George Soros’s big idea on the refugee crisis isn’t half bad. Here’s why

RASHMEE ROSHAN LALL September 28, 2015
Migrants arriving at the main railway station in Munich

Migrants arriving at the main railway station in Munich

George Soros, the Hungarian-born hedge fund manager and liberal philanthropist, has just offered a five-point plan to solve the refugee crisis. Or, perhaps not solve exactly, just deal with it actively and reliably.

Mr Soros, who has long fancied himself a public intellectual, clearly wants to bolster his credentials in that respect. The problem is that the plan hinges on Europe – and, for God’s sakes, the United Nations – so I’m not sure any of it will ever come to pass.

But two things picked out by Mr Soros’s financial brain seem to make more sense than his rather grand stipulation that the European Union (EU) “has to accept at least a million asylum-seekers annually for the foreseeable future”.

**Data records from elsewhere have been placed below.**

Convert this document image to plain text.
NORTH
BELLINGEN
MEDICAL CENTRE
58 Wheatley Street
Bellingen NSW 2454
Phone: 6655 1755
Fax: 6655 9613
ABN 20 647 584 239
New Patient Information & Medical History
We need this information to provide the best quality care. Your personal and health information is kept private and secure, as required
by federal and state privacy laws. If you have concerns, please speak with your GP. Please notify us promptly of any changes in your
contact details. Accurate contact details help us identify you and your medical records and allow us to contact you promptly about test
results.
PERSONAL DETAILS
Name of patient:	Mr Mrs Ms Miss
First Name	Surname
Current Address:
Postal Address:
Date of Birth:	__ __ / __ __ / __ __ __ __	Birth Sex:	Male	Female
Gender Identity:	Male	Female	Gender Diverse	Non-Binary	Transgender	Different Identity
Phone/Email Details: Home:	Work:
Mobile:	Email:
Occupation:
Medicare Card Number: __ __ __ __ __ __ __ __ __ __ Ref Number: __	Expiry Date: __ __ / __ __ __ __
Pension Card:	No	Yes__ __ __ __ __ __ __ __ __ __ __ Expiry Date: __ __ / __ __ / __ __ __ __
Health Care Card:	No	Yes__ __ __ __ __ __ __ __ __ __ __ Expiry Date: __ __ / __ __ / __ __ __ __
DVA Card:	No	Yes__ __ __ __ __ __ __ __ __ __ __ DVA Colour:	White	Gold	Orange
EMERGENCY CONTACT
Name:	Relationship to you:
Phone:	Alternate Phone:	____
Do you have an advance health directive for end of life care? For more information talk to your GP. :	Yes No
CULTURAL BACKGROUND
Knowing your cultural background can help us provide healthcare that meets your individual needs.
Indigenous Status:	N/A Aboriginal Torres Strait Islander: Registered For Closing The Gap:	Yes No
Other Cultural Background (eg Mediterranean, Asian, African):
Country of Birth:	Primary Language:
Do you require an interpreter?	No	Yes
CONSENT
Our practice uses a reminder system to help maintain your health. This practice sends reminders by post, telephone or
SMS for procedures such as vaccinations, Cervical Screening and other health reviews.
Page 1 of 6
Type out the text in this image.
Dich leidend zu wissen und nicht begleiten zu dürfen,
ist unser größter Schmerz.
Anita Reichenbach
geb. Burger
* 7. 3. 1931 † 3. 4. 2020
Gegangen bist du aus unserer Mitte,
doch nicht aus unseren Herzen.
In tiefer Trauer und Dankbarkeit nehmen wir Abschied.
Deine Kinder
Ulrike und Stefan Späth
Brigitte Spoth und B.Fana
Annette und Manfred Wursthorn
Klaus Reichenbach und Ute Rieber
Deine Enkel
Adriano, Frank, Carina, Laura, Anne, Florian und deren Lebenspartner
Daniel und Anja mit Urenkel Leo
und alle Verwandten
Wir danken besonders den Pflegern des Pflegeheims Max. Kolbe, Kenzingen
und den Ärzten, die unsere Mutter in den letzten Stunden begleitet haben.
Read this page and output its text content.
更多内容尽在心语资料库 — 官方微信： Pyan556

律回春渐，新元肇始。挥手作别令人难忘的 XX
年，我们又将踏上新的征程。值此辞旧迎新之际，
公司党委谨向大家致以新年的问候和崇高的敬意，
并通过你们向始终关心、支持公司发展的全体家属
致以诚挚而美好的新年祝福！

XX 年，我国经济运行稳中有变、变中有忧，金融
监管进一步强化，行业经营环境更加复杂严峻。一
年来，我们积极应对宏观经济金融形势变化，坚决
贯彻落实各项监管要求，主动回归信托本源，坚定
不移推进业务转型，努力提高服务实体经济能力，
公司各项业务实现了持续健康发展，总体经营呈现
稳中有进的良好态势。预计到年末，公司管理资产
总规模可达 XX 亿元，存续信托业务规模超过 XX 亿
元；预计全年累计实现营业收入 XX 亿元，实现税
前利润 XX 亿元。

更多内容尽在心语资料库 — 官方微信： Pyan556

European countries need to find it appealing to accept refugees, he says. Absolutely right. There have to be incentives beyond good PR as a compassionate country. What could these be? Nothing beats money.

  1. Mr Soros recommends that the EU “provide €15,000 ($16,800) per asylum-seeker for each of the first two years to help cover housing, health care, and education costs.”
  2. His second big idea is for the EU to raise this money “by issuing long-term bonds using its largely untapped AAA borrowing capacity, which will have the added benefit of providing a justified fiscal stimulus to the European economy.”

Mr Soros has often put forward rather odd ideas. Remember his 2012 recommendation that Germany must either “lead or leave” the EU?

But if, as he told Chrystia Freeland when she was working on his biography, he is serious that the work he values most highly is “trying to understand the human predicament of being born into a world that exceeds our capacity to fully understand”, this may be a big idea worth engaging with.